Other causes of hyperuricemia include kidney disease, exposure to lead, hypothyroidism, severe illness or stress, and extreme physical exertion.
Regular exercise can lower triglycerides and boost "good" cholesterol.
Take a brisk daily walk, swim laps or join an exercise group.
I had recently tested my blood for sugar levels, liver and kidney functions. Please note, my father at present too has a high uric acid levels.
The results have shown that the uric acid level is 7.1mg per dl. Please advise on this and let me what foods are good to lower the levels. ** Both the problems of hyperuricemia and hyperlipidemia can be controlled to major extent by diet.
Remember excess oil, even if it is from plants is not good for health.
Avoid meats such as liver, kidney and sweetbreads, which have high purine levels and contribute to high blood levels of uric acid.

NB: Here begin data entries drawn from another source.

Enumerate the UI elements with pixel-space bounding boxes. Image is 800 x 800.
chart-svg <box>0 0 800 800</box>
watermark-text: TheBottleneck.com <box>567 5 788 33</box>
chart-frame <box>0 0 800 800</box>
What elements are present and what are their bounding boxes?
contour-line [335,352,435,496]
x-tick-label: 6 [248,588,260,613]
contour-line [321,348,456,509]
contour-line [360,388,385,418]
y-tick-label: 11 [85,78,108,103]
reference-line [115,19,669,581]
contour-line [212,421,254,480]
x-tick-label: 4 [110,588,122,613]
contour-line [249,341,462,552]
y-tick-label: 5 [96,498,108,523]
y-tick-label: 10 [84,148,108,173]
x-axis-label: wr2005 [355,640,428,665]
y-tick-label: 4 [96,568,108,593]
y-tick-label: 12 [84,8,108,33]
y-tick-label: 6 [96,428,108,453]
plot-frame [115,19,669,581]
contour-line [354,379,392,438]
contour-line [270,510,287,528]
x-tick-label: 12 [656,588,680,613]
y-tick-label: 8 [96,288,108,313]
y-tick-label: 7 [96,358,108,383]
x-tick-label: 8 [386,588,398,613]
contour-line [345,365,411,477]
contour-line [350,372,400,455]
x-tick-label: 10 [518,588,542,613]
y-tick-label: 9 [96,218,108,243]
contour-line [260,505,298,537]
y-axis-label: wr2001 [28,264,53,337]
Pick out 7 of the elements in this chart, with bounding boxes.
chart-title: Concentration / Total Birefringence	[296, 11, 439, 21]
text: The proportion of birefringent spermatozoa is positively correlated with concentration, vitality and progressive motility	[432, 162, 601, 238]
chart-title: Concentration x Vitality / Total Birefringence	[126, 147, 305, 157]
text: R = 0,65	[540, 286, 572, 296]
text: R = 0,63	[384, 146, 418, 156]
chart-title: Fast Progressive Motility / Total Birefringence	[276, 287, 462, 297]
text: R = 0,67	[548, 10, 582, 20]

Reducing calories and regular exercises help in reducing body weight.• Limit the calories: Extra calories are converted to triglycerides and stored as fat. One should know the calorie needs of his body and should try to restrict the calorie intake to it, at least roughly.• Avoid sugary and refined foods: Simple carbohydrates, such as sugar and foods made with white flour can increase triglycerides.Uric acid comes from the breakdown of purines, naturally-occurring chemicals that are found in both our diets and our bodies.Foods and drinks that contribute most to hyperuricemia and gout include: red meat, organ meat, seafood, beer, liquor, and sugar-sweetened items, especially with high fructose syrup.High triglycerides are often a sign of other conditions that increase the risk of heart disease and stroke as well, including obesity and metabolic syndrome — a group of conditions that includes too much fat around the waist, high blood pressure, high triglycerides, high blood sugar and abnormal cholesterol levels.Sometimes high triglycerides are a sign of poorly controlled type 2 diabetes, low levels of thyroid hormones (hypothyroidism), liver or kidney disease, or rare genetic conditions that affect how the body converts fat to energy.